We are now one month out from that cold winter night when Iowans will caucus for their presidential candidate of choice, setting in motion the cross-country voting marathon that will determine the candidates who will be placed before the American voters next November. As the race to select our next commander in chief reaches a fevered pitch, it’s important to explain how we view NVCA’s role in the 2016 presidential sweepstakes.
As has always been the case throughout our forty-plus year history, NVCA does not endorse or actively campaign for individual candidates running in the primary or general election for either party. However, that’s not to say we sit by on the sidelines letting history play out before our eyes without engaging in the most consequential choice our country makes every four years.
What we have been doing and what we will continue to do is make sure there is a conversation about what is important to the entrepreneurial ecosystem. In other words, we want to inject ourselves into the presidential campaign so there is a robust debate on the issues that we believe will define our future success. The U.S. entrepreneurial ecosystem is the crown jewel of our economy, but like all things, it requires attention and care to keep it strong and growing.
What we find is that policymakers and candidates for public office at all levels of government take for granted that we will continue to have a monopoly on innovation. Public officials from around the world look towards our innovation economy as a model to replicate in their own countries and are working day and night to supplant our dominance. If appropriate action isn’t taken on a whole host of issues, we run the risk of shooting ourselves in the foot and sacrificing our role as the world’s leader in innovation.
Take for instance the issue of immigration reform. Elected officials of all stripes have long agreed that it’s in our best interest to make it easier for high-skilled, foreign-born entrepreneurs to build and grow great companies in the U.S. Unfortunately, due to the politics surrounding the more controversial aspects of immigration reform, the commonsense, non-controversial changes necessary to help strengthen our entrepreneurial ecosystem fall victim to political gamesmanship. What we will do in 2016 is make sure our presidential candidates understand how important it is for the future success of the ecosystem to proceed once and for all on much needed immigration reform measures.
Another area in which commonsense reforms can go a long way in strengthening the entrepreneurial ecosystem is to make the government procurement and acquisition process more accessible to newer companies that are developing innovative solutions, particularly in the cybersecurity space. Often, the process to secure a government contract can take 2-3 years, and though the potential for scale and impact by working with the government is significant, the sales cycle with the government is too cumbersome and lengthy for startups. As Ted Schlein of Kleiner Perkins Caufield and Byers aptly pointed out at a recent briefing NVCA organized on Capitol Hill, “Changes need to be made so that buying a piece of software is not the same as buying an aircraft carrier.”

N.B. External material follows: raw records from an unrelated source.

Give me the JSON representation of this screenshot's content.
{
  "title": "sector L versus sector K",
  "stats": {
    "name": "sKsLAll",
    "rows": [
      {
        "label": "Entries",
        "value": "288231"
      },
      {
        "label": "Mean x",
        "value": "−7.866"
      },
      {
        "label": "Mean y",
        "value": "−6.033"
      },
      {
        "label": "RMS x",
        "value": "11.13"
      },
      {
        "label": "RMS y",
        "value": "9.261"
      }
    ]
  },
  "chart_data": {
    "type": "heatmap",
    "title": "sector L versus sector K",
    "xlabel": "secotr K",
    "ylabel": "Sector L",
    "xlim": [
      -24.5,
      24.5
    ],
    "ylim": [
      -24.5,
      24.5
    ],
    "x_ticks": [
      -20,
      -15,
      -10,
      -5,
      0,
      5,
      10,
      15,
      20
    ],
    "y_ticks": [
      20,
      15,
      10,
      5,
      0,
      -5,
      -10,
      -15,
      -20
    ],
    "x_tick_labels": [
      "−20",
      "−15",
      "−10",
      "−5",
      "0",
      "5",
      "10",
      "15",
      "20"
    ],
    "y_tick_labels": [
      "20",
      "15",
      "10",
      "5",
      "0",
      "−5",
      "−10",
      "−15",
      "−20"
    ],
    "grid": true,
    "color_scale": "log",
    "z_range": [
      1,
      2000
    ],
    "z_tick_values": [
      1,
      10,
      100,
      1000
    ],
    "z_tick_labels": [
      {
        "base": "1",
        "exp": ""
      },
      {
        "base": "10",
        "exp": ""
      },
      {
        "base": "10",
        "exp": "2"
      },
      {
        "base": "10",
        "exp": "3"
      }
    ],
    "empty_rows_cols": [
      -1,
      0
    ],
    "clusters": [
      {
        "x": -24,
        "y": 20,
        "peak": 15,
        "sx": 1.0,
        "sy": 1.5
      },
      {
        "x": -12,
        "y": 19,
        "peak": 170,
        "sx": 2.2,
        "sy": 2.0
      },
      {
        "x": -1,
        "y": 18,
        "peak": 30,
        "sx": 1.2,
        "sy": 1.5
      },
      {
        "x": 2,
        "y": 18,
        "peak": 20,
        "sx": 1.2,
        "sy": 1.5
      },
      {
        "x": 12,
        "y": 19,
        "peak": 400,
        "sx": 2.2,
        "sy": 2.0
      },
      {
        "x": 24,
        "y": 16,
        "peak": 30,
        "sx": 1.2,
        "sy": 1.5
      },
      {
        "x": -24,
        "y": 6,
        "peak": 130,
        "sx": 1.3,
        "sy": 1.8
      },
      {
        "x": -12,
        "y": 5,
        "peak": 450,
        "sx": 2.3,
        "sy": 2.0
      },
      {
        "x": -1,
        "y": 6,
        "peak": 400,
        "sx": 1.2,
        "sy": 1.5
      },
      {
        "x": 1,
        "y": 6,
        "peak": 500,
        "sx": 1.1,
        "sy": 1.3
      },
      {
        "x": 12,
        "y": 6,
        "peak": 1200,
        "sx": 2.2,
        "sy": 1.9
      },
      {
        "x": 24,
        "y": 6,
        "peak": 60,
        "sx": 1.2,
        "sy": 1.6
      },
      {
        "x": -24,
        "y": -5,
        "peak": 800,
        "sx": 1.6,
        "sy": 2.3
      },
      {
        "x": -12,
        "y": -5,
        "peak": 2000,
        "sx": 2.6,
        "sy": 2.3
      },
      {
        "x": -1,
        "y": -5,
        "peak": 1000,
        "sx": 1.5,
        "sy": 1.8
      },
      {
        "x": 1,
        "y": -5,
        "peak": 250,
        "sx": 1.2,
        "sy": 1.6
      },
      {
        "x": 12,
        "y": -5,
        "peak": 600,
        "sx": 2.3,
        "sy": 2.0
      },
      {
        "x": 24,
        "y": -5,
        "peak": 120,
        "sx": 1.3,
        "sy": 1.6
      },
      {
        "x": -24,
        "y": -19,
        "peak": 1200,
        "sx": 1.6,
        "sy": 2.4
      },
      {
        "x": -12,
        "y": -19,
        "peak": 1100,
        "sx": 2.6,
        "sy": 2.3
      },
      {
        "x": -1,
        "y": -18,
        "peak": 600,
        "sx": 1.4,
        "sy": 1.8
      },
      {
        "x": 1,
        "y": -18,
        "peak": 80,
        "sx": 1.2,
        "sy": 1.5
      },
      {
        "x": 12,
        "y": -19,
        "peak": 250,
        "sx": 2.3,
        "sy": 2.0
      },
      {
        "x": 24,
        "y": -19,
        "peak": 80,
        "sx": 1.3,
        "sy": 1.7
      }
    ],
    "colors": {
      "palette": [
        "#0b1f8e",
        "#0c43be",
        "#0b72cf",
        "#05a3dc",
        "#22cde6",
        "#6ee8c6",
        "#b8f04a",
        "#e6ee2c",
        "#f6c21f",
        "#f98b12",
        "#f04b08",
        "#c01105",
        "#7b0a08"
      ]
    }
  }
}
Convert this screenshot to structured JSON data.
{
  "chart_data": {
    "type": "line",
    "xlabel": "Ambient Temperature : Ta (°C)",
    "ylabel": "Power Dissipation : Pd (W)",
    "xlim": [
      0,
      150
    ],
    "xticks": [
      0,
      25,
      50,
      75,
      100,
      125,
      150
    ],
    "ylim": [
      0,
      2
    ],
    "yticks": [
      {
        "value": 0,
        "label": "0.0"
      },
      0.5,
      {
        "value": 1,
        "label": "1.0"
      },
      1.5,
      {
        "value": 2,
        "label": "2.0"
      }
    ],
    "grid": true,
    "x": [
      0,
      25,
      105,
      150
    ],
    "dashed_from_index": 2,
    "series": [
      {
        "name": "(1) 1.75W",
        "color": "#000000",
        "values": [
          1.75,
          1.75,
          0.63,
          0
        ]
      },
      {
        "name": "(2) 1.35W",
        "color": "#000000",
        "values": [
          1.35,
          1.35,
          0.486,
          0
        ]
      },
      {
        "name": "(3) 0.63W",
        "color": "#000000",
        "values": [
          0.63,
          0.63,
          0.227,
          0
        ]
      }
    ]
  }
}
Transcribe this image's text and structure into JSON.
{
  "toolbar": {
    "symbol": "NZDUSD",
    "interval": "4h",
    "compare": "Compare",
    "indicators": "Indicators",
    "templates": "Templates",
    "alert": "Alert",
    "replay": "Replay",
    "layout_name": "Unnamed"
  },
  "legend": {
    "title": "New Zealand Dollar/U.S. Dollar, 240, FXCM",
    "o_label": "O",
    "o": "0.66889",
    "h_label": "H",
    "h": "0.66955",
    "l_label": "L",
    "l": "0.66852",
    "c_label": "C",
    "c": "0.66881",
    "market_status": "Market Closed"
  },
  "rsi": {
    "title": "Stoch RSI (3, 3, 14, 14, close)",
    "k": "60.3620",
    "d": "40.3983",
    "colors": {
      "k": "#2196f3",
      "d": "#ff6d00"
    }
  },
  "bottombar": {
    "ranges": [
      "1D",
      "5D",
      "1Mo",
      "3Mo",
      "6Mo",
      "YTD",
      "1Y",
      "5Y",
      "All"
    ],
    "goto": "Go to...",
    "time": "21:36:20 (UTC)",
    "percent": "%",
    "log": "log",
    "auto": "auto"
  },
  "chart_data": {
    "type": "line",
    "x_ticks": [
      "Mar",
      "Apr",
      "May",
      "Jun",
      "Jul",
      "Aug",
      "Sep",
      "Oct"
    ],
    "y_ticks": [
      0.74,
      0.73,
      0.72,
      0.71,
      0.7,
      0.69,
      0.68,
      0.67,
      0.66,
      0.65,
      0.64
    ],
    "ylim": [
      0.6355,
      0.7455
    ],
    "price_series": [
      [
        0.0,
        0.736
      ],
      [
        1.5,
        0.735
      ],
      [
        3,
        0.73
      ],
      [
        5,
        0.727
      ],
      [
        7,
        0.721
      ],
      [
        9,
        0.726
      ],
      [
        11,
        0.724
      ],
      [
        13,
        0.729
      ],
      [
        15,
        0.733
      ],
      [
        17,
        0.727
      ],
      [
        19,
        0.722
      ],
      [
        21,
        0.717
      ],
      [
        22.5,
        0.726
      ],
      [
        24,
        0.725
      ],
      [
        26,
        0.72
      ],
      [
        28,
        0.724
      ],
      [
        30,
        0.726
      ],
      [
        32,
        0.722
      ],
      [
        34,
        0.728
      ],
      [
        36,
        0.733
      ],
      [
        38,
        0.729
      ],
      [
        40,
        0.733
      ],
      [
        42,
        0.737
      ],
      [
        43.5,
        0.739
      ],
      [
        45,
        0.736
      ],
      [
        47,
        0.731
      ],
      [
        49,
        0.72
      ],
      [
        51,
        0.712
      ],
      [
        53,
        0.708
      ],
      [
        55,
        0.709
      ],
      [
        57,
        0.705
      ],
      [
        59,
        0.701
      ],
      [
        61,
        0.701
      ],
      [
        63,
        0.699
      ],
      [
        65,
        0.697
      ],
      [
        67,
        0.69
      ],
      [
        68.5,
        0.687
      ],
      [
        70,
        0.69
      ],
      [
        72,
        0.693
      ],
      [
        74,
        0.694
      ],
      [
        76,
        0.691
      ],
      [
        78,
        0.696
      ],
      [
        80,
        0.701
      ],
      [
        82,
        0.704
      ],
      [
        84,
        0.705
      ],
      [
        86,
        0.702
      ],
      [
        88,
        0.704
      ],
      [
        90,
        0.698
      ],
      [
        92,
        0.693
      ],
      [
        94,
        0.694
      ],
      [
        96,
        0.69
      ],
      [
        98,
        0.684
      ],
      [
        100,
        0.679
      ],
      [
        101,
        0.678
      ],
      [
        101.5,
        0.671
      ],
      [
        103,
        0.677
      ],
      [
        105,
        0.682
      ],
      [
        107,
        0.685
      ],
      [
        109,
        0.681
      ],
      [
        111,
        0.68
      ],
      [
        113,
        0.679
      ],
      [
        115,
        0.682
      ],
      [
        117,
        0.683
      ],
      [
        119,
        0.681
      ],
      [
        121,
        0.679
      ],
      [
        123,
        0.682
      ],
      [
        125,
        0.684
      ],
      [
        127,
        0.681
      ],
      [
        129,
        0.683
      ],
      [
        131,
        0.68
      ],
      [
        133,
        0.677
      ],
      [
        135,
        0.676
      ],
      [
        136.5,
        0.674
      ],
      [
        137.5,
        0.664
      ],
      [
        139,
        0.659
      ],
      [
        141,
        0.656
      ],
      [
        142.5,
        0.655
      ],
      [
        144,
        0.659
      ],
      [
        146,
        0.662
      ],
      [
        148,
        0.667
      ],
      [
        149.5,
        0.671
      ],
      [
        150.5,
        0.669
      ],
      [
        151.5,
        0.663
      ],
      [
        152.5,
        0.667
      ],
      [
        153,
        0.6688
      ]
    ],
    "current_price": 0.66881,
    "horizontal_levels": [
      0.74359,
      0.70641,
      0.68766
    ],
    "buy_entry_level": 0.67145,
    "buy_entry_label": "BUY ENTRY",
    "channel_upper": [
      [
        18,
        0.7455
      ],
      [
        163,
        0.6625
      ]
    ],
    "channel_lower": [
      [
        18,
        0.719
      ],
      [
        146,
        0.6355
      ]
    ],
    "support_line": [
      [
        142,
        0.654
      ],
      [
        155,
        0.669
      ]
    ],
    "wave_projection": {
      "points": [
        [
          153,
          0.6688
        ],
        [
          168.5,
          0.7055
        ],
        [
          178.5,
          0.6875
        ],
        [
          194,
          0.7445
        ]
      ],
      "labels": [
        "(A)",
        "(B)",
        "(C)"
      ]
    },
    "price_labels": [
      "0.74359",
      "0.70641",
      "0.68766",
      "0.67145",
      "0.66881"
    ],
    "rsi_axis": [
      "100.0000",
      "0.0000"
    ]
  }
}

Finally, I’d be remiss if I didn’t mention how critical it is that we remind all presidential candidates how important it is that we commit ourselves to the advancement of medical innovation through the adoption of modern approaches to development, regulation and reimbursement policies. To continue down our current path where we focus only on costs without regard for the expenses incurred through the development process could have the unintended consequence of drying up innovation, threatening not just the entrepreneurial ecosystem but the health and wellbeing of our citizens.
These are just a few of the many issues NVCA will shine a spotlight on during the 2016 presidential contest. Much needed tax reform that includes provisions to increase the development of new startup formation will, of course, be a central component of our efforts. As will a discussion around the need for further reforms to our public markets so that we can improve the ability of new companies to gain entry and effectively use them.
When all is said and done, we are hopeful that whoever takes the oath of office next January will have a better appreciation for the important role the entrepreneurial ecosystem plays in our economy and the steps we need to take to make sure it continues to prosper.